Shadows are powerful perceptual cues for the 3D relationship of objects
in a scene. The DX renderer does not produce shadows, but is possible
to generate acceptable shadows by modifying the colors of individual
vertices of objects in a scene. The macro described here performs the
following steps:
- The obects to be shadowed are transformed to the coordinate system
of a light places in an arbitrary direction at infinity.
- A depth buffer is calculated from the viewpoint of the light.
- The depth buffer is turned into a "volume" data set by stacking it
with itself in such a way that it overlaps all the vertices in the
original objects.
- The volume depth buffer is mapped onto the original vertices as new data.
- The depth buffer value at each vertex is compared to the depth at
of the vertex. If the vertex is farther from the light than the value
given by the depth buffer, it is dimmed.
- The objects (with modified colors) are transformed back to world coordinates.
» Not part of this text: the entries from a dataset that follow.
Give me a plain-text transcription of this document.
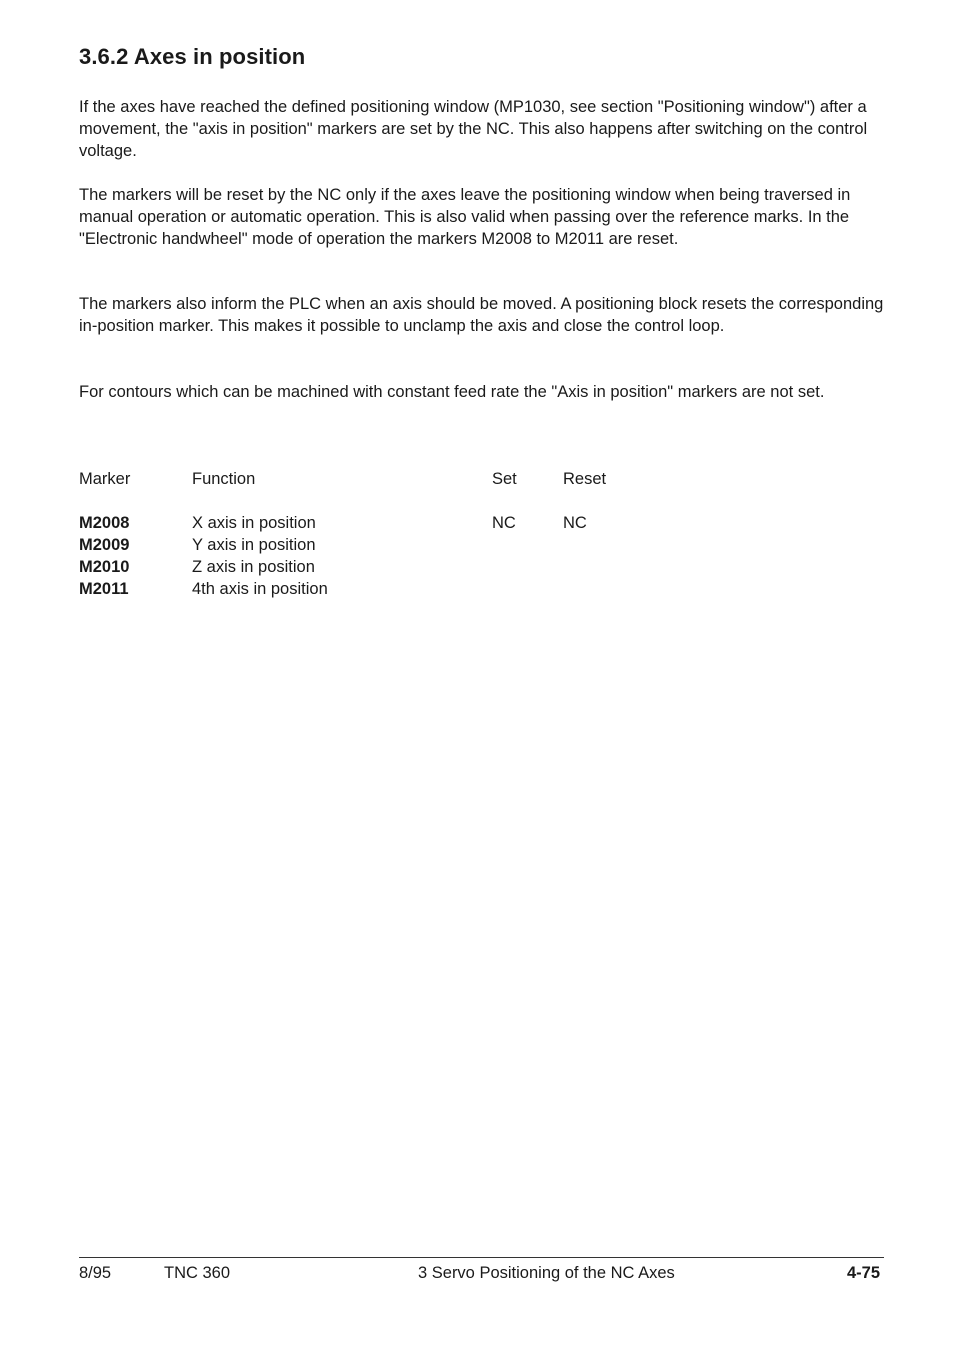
3.6.2 Axes in position

If the axes have reached the defined positioning window (MP1030, see section "Positioning window") after a movement, the "axis in position" markers are set by the NC. This also happens after switching on the control voltage.

The markers will be reset by the NC only if the axes leave the positioning window when being traversed in manual operation or automatic operation. This is also valid when passing over the reference marks. In the "Electronic handwheel" mode of operation the markers M2008 to M2011 are reset.

The markers also inform the PLC when an axis should be moved. A positioning block resets the corresponding in-position marker. This makes it possible to unclamp the axis and close the control loop.

For contours which can be machined with constant feed rate the "Axis in position" markers are not set.

Marker	Function	Set	Reset
M2008	X axis in position	NC	NC
M2009	Y axis in position
M2010	Z axis in position
M2011	4th axis in position
8/95	TNC 360	3 Servo Positioning of the NC Axes	4-75
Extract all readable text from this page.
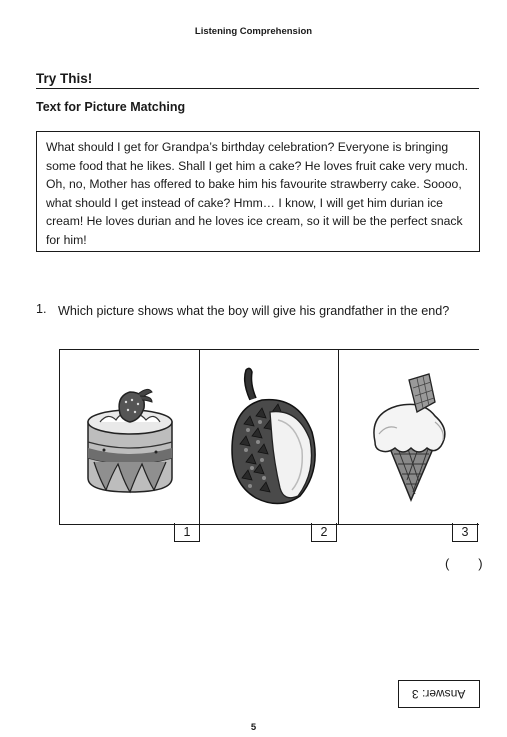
Listening Comprehension
Try This!
Text for Picture Matching
What should I get for Grandpa’s birthday celebration? Everyone is bringing some food that he likes. Shall I get him a cake? He loves fruit cake very much. Oh, no, Mother has offered to bake him his favourite strawberry cake. Soooo, what should I get instead of cake? Hmm… I know, I will get him durian ice cream! He loves durian and he loves ice cream, so it will be the perfect snack for him!
1. Which picture shows what the boy will give his grandfather in the end?
1	2	3
(        )
Answer: 3
5
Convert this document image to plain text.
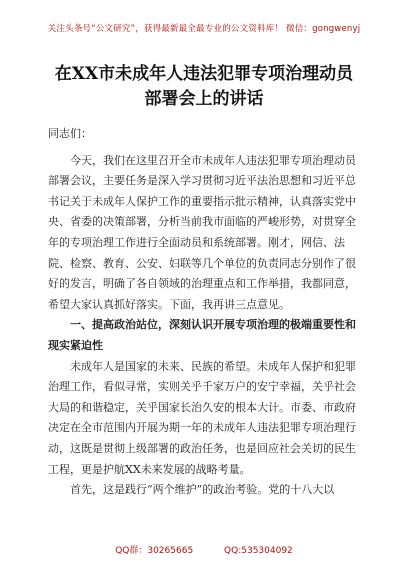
关注头条号“公文研究”，获得最新最全最专业的公文资料库！ 微信：gongwenyj
在XX市未成年人违法犯罪专项治理动员
部署会上的讲话

同志们：

今天，我们在这里召开全市未成年人违法犯罪专项治理动员部署会议，主要任务是深入学习贯彻习近平法治思想和习近平总书记关于未成年人保护工作的重要指示批示精神，认真落实党中央、省委的决策部署，分析当前我市面临的严峻形势，对贯穿全年的专项治理工作进行全面动员和系统部署。刚才，网信、法院、检察、教育、公安、妇联等几个单位的负责同志分别作了很好的发言，明确了各自领域的治理重点和工作举措，我都同意，希望大家认真抓好落实。下面，我再讲三点意见。

一、提高政治站位，深刻认识开展专项治理的极端重要性和现实紧迫性

未成年人是国家的未来、民族的希望。未成年人保护和犯罪治理工作，看似寻常，实则关乎千家万户的安宁幸福，关乎社会大局的和谐稳定，关乎国家长治久安的根本大计。市委、市政府决定在全市范围内开展为期一年的未成年人违法犯罪专项治理行动，这既是贯彻上级部署的政治任务，也是回应社会关切的民生工程，更是护航XX未来发展的战略考量。

首先，这是践行“两个维护”的政治考验。党的十八大以

QQ群：30265665	QQ:535304092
This approach (a sort of vertex-mapped, z-buffer method) has some limitations:
- The accuracy of the shadows depends on the density of vertices on
an object. Objects with just a few vertices will have "jaggie" shadows thrown onto them.
- The resolution of the depth buffer must be high to get acceptable
shadows.
- The Compute module cannot resolve transform objects. Any objects
built using Rotate, Translate, Scale, or Transform modules will not
shadow correctly, unless you use the
Calculate
macro to
apply the transforms.
- The module uses a lot of memory. It runs well on a machine with
.5 Gbyte of memory.
The macro dialog box is shown below.
Explaination of inputs:
- The object input carries the objects to be shadowed against each other.
- The depth_resolution input is the resolution of the desired depth-buffer.
- The shadow_factor is the amount to "dim" a shadowed vertex.
- The light_pos is the direction to the light at infinity.
- The depth_ingore input is the threshold for self-shadowing. Set to
zero, it will cause surfaces to "dim" themselves.
- The object_scale input overrides the automatic conversion of the object
size to camera coordinate space.
- The offset input allows the objects to move along the z-axis of the light.
To download the test program click
here. . You also need it's configuration file
from here.
The test program layout is shown
here.
An example output from the program is shown below.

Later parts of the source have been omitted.